La colección era impresionante. En un viejo archivador de madera
tenía clasificados una tibia y un peroné de Calderón, sustraídos de la iglesia
de Nuestra Señora de los Dolores de la calle San Bernardo, y también una
clavícula y cuatro falanges del insigne Quevedo. Allí mismo, en los cajones
superiores, me mostró los huesos que se suponía constituían un cuarto de
esqueleto de Lope de Vega. No era aún mediodía. Y me hizo pasar a la cocina
para que tomáramos café, mientras me contaba cómo había adquirido en el mercado
negro de reliquias un Keats y un Baudelaire; una costilla y una escápula,
respectivamente. Lo que aquel hombre profesaba era verdadera devoción.

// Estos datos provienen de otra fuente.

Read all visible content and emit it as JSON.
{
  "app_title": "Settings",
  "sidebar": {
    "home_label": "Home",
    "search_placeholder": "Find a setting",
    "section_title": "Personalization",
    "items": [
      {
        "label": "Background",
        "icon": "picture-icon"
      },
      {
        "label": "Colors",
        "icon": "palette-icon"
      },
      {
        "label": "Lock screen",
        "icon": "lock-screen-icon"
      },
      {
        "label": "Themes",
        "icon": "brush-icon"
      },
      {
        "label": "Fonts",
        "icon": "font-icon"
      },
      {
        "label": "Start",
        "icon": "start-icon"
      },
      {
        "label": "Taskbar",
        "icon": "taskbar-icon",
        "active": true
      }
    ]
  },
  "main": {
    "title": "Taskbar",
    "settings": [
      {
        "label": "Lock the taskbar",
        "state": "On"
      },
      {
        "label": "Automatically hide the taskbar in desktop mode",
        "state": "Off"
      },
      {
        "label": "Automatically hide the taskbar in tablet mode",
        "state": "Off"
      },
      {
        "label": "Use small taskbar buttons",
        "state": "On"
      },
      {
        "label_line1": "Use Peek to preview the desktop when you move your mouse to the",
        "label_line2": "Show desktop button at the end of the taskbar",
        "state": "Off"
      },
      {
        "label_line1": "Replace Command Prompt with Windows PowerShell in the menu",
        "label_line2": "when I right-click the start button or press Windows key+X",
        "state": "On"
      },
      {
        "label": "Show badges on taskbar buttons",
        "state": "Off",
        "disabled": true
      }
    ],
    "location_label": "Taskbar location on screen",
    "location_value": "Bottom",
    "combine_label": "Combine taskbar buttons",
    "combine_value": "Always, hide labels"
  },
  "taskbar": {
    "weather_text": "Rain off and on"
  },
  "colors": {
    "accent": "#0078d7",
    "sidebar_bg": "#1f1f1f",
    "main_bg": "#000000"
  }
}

- Nada te puede hacer sentir más cerca de un escritor que sus
restos- me dijo.
Fue entonces cuando se decidió a enseñarme la pieza que había ido
a ver. En una arquilla de ébano, sobre un paño remendado, guardaba la quijada
con dos dientes del mismísimo Miguel de Cervantes.
- ¿No va a tomarme una fotografía?
Disparé varias veces mi cámara. Y le aseguré que, en cualquier
caso, la noticia saldría al día siguiente.
- Sí, pero que salga con foto -me respondió-. No sé leer.